To study the problem, Langston and his ORNL colleagues irradiate genetically identical mice raised in a sterile environment, then extract spleens and other tissues and collect data on gene activity from these and a control group of mice receiving no radiation.

“Like the liver, the spleen filters out damaged cells. It can quickly show that an organism has been challenged,” Langston says.

Identifying gene activity can pinpoint which genes are turned on or turned off before and after the radiation insult—no small task, considering the number of genes and possible combinations involved.

Biological Pathways

This is where Langston’s team and its computing tools come into play.

“Suppose we have 30,000 genes in an organism,” Langston says. “Whether we measure activity by sampling across strains, stimuli, or even at different times and levels of pathogen exposures, for each measurement we can look at every possible pair of genes—some 900 million—and ask whether these two genes react in similar ways.

“Speaking simply, if we have a pair of genes that turn on and off many times and are always on or off together, then we begin to suspect that these genes are somehow connected in the same biological pathway. From a computational standpoint, we would say they are highly correlated.”
Of course, Langston says, “30,000 genes can’t all be communicating with each other at the same time. Nevertheless, depending on many factors including tissue type and stimulus, some surely are, and that’s where we try to extract biological meaning.”

Despite the sizes involved, determining gene-to-gene correlations is actually easy, relative to some other steps in Langston’s repertoire. Each tool is one step in a pipeline. Some of the most important require novel mathematical methods; many are incredibly difficult, requiring a lot of time even on our best supercomputers.

Scientist as Middleman

“The biologist (or chemist or physicist) generates huge volumes of raw data. We step in and run them through our graph algorithms pipeline to reduce the data’s dimensions. Then we deliver small and highly distilled data sets that appear to possess biological relevance, back to the biologist, who studies them to see if they make sense,” Langston says.

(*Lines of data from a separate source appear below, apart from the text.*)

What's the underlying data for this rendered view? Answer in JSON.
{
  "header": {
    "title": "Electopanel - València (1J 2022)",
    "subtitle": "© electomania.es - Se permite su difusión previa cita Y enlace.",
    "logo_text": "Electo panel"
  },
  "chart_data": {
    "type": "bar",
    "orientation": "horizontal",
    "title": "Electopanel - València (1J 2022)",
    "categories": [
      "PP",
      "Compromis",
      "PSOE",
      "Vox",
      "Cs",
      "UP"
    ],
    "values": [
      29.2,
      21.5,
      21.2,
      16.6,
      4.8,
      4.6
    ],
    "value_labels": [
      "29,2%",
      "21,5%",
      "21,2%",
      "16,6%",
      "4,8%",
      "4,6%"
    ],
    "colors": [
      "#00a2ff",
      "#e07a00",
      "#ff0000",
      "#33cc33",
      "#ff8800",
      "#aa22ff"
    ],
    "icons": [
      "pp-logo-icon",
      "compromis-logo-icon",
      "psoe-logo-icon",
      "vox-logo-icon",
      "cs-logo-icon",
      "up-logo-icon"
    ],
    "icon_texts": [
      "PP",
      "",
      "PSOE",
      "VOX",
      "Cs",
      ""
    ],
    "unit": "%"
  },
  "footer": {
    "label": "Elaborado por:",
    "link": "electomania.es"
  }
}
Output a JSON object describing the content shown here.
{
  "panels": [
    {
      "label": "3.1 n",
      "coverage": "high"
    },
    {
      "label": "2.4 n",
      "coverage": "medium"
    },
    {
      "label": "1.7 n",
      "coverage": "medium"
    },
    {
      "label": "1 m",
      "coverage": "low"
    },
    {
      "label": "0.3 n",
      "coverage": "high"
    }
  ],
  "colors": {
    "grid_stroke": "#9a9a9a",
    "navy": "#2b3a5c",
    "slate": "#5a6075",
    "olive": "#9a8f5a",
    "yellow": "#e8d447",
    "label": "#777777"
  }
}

“Using the previous example with genes, we may present the biologist with only tens of genes to examine closely, not the original 30,000.”

Of course these sets are merely products of computation; depending on data quality, they may be nothing more than noise.

“If the results do not make sense, we go back and start over. It is not uncommon to find that some previously unrecognized factor biased the original data. But no one realized that there was a problem until we ran the data through our pipeline,” he says.

Personalized Medicine

Piece by piece, genetic studies refine our understanding of healthy cell communication. Immune system response is a good example. Langston envisions a future in which health care for each of us could be as simple as one cheek swab, followed by automated analysis. By the time we walk back to the doctor’s office, he or she will have prepared both a diagnosis and our own personal treatment regimen.